Sunday, December 19, 2010

Article 9. Conversation, Argument and Debate

Conversing is what we do all the time. We enjoy chatting to one another. Conversations are useful for working out what we think and how others are thinking … and indeed how they feel about us. But if we are too intent on talking about one favourite subject, we might be regarded as a bore. Especially if we show no interest in what others are saying. When we are coming from a minority view, and a moral one at that, no one is going to be happy if we grab all the airspace. It will be noticed. As soon as we start criticising someone for eating meat or condoning animal cruelty they’ll want to stop us. If we don’t stop at their warning there’s likely to be a flare-up.

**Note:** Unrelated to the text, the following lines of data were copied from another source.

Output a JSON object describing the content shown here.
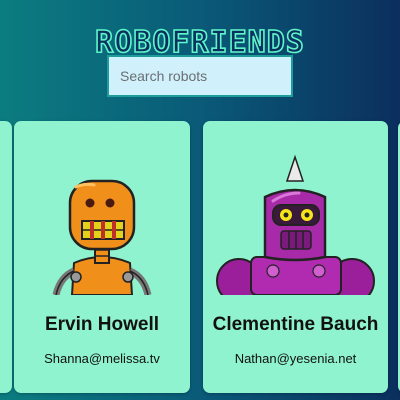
{
  "header": {
    "title": "ROBOFRIENDS"
  },
  "search": {
    "placeholder": "Search robots",
    "value": ""
  },
  "robots": [
    {
      "name": "Ervin Howell",
      "email": "Shanna@melissa.tv",
      "icon": "orange-robot-avatar"
    },
    {
      "name": "Clementine Bauch",
      "email": "Nathan@yesenia.net",
      "icon": "purple-robot-avatar"
    }
  ],
  "colors": {
    "background_left": "#0b7d80",
    "background_right": "#0b2f5e",
    "card": "#8ff3cf",
    "title_outline": "#5ef5c9",
    "search_bg": "#d0f0fb"
  }
}
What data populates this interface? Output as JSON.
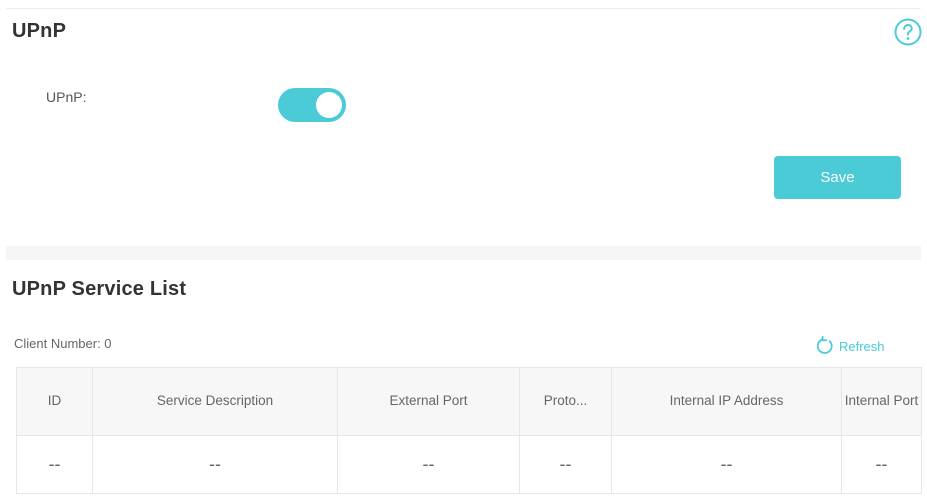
{
  "upnp_section": {
    "title": "UPnP",
    "toggle_label": "UPnP:",
    "toggle_enabled": true,
    "save_label": "Save",
    "accent_color": "#4acbd6",
    "help_icon": "question-circle-icon"
  },
  "service_list": {
    "title": "UPnP Service List",
    "client_number": "Client Number: 0",
    "refresh_label": "Refresh",
    "refresh_icon": "refresh-icon",
    "columns": [
      "ID",
      "Service Description",
      "External Port",
      "Proto...",
      "Internal IP Address",
      "Internal Port"
    ],
    "rows": [
      [
        "--",
        "--",
        "--",
        "--",
        "--",
        "--"
      ]
    ]
  }
}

A light hearted chat between two people with opposing ideas, can soon enough turn into a full blown fight. To avoid this happening we have to ask ourselves some honest questions. Did I come with an agenda? Was I trying to manoeuvre things in order to make my speech? Did I have any thought as to how it might feel to others when I am confronting them? Did the tone in my voice seem like an attack? Do I expect them to listen to me?
However good my arguments may be, can I afford to be too cocky or too embarrassing when I know they will want nothing better than to burst my bubble? They’ll fight me if they have to, to defend themselves against my bullying. And even if I am not a bully, even if I’m as nice as pie, this subject (ethics, animals, animal food, farms, slaughtering) is not a lightweight subject. It’s about a whole way of life, and if people feel generally okay about their life, they’re not going to give way easily or casually pick up this "good" idea, just because we’ve bludgeoned them with it.
We can converse, we can argue, we can debate our case patiently, point by point, but it may not touch others where it counts if they feel negatively about us. If we do get to discuss this subject and if things get heated, how do we stop them becoming personal or even violent? If we’re the salesperson wanting results, we can expect our adversary to feel like a customer being pitched-at.
So, where does it come from, this determination to say our piece, to sell a belief, even to provoke someone in order to get a reaction? Why, when things aren’t going our way, will we confront aggressively? Or if the shoe is on the other foot and it’s us being confronted, what does that feel like and how do we handle it? If we do take our conversation out to the edge, how do we pull back in time? How do we let any bad feelings blow over, especially within that vital microsecond, before we’ve gone too far? Why would we even care? It comes back to things getting personal. Judging values. Becoming antagonistic towards someone because of the attitudes they have. This is why having a foundation of non-violence, grounding everything we do or say, is so important.